Официант уже устал стоять навытяжку рядом с нашим столиком, но садиться я ему не предлагала, и он продолжал стоя.
Жили они далеко на юг отсюда, целым поселком, и была у Рошки дочь, красавица Илифа — самая лучшая девушка в их поселке. Вышла она замуж за цыгана по имени Даили. Все жители поселка считали их брак священным. У них есть такая легенда об Илифе и Даили, вечных и неразлучных любовниках, крестниках самого Господа Бога и Святого Петра. Эти двое были словно теми Илифой и Даили — жили они вместе пять лет, и любовь их цвела, и никогда не должны были состариться самая красивая цыганская женщина и самый достойный мужчина. Но однажды он уехал в город и пропал, искали его, искали, и через неделю прискакал брат Илифы. Сказал — связался Даили с белой женщиной. Словно тень упала на лицо Илифы. И вот вернулся Даили из города. На следующее утро с дьявольским криком, с распущенными волосами вбежала Илифа в дом отца и упала навзничь. Не смогла она простить Даили и зарезала его. И цыгане покинули свой поселок. Цыгане хоть и дикий народ, а никогда не остаются жить там, где свершилось убийство. Проклял цыган дочь страшным проклятьем, проклял и род Даили, потому как, сказал он, отвернется теперь Господь Бог от цыган, потому что даже его любимцы предали друг друга. Все могло случиться с этими любовниками — даже смерть. И Господь Бог и Святой Петр все одно воскресили бы их.
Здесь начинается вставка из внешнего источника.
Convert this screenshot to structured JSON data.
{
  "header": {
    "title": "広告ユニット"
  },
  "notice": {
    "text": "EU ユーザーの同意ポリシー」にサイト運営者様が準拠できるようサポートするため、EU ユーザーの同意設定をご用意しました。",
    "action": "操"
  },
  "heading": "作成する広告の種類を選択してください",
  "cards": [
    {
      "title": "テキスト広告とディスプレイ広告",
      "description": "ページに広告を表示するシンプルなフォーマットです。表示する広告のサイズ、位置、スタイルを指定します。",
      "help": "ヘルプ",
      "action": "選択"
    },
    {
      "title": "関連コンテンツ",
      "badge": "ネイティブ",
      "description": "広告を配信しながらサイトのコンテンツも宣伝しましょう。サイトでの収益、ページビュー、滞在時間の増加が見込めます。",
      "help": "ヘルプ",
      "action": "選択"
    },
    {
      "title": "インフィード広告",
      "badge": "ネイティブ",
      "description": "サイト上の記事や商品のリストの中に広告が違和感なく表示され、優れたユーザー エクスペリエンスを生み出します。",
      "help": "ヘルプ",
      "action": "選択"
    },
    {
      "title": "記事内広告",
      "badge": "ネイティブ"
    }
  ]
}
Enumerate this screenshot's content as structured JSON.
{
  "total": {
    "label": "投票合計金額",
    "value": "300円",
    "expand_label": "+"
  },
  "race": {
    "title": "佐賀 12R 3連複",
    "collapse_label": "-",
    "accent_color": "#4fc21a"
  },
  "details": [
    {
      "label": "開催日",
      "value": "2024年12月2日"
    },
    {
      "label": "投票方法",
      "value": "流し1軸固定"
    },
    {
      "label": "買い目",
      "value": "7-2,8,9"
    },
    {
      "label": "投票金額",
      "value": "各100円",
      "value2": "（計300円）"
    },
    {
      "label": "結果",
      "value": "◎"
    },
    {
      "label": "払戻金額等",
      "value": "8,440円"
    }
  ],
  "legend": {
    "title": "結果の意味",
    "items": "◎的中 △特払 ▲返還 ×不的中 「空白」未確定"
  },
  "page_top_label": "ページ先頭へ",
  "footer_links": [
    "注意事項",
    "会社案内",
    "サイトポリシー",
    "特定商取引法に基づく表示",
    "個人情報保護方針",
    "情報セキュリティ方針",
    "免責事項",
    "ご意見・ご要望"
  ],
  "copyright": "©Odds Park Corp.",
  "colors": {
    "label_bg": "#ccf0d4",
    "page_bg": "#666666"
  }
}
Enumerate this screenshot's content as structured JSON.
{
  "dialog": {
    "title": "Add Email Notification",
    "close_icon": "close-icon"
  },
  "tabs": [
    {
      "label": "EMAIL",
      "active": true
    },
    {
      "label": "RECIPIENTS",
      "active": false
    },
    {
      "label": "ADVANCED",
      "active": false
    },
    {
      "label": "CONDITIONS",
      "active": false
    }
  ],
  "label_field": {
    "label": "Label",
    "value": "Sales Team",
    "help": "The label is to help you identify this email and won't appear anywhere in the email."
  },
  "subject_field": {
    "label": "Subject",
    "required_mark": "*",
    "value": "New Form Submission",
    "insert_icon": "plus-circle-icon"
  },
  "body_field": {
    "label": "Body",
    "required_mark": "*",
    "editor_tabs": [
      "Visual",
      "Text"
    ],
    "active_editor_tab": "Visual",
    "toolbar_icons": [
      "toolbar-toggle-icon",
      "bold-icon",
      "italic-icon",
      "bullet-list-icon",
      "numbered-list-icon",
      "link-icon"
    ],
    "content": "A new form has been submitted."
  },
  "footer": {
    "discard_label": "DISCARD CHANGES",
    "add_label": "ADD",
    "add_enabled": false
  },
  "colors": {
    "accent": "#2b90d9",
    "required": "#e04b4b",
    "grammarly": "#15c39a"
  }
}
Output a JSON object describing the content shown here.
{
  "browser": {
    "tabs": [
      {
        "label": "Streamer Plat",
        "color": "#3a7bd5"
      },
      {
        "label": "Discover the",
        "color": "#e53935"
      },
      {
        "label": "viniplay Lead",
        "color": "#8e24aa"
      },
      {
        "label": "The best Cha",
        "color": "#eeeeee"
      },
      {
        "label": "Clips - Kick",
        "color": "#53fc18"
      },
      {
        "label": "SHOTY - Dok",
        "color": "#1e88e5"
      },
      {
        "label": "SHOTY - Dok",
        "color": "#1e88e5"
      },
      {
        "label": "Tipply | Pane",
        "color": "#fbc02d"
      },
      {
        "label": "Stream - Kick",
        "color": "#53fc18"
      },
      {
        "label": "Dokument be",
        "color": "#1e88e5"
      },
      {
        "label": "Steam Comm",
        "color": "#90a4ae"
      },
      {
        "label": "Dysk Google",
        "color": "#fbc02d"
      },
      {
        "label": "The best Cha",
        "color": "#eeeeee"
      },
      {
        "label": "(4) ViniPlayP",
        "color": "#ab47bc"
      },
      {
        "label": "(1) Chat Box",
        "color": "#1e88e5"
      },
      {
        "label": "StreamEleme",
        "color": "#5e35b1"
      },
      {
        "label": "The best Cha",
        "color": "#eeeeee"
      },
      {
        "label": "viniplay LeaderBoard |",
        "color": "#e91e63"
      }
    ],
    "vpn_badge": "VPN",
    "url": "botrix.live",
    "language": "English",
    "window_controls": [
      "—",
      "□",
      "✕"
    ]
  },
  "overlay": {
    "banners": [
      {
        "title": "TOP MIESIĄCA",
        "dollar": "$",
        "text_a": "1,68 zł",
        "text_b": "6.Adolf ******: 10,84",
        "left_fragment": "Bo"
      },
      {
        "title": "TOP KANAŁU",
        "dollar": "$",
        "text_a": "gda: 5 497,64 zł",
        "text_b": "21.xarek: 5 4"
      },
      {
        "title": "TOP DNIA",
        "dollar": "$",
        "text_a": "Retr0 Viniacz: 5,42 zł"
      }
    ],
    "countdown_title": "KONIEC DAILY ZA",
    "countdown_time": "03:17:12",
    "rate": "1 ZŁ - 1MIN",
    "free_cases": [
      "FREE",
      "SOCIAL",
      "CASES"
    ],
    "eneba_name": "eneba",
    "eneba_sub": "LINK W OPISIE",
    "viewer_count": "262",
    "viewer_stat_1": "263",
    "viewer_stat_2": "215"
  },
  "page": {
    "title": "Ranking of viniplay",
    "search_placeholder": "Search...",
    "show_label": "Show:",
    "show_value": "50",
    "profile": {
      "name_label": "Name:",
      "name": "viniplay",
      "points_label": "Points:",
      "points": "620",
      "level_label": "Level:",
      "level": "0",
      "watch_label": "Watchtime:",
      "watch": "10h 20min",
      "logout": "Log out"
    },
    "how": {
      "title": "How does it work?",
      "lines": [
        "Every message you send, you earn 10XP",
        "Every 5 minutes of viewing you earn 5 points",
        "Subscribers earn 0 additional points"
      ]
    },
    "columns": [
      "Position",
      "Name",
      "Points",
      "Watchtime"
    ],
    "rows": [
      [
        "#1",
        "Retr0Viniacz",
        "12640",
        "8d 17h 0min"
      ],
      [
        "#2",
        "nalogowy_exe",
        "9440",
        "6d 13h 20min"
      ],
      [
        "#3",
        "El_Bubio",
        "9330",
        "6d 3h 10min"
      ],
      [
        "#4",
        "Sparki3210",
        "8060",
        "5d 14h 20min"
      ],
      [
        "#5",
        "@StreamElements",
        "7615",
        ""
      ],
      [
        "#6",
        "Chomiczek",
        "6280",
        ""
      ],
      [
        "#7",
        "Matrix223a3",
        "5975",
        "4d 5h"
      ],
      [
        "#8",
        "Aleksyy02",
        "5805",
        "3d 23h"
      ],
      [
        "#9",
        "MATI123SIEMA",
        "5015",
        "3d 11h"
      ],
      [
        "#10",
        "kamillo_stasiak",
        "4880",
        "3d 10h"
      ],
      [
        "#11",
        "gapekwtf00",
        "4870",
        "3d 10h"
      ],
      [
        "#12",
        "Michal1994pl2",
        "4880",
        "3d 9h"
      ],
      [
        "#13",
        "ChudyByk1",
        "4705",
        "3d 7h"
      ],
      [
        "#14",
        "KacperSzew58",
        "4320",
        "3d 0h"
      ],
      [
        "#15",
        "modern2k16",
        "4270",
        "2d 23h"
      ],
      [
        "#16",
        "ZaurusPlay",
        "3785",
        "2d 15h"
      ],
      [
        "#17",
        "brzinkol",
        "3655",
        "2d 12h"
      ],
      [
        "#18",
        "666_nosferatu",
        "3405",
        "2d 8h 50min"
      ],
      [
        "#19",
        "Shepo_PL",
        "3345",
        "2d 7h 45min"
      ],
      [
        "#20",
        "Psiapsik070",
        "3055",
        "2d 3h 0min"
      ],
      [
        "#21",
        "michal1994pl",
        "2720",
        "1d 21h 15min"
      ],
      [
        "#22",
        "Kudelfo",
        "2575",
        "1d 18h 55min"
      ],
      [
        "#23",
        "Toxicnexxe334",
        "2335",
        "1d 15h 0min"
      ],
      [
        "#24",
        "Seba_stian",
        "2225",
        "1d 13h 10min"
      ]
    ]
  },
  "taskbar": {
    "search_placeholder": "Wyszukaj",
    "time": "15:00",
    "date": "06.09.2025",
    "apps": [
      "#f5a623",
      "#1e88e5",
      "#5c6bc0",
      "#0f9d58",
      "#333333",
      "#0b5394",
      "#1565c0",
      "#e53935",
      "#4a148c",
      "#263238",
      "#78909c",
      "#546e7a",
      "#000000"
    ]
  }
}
Но что они могут, когда любовники сами предают друг друга и убивают? А Илифа бродила по поселку, ничего не пила, не ела, и вскоре легла ночью под проходящий поезд и погибла.
Во время разговора туркменский малыш молча переводил взгляд с меня на официанта и обратно. Подошел его папа и сделал заказ.
Мужчины, составлявшие контингент довольствующихся, так и поглядывали на меня весь вечер, перешептываясь, а я, в свою очередь, наблюдала за цыганами. Юнец с едва наметившимися усами бренчал на гитаре.
Мальчик сидел под настенным светильником, сейчас он так был похож на того, которого я любила, что я не могла отвести от него взгляд. Он уже стал дружелюбным, задавал мне вопросы о разных вещах, и оказался на редкость сметливым. И все косился на цеппелин, пытаясь разобрать, что же это такое.
— Знаешь, что это?
— Нет. А что?
— Дирижабль, знаешь, такая летающая штука.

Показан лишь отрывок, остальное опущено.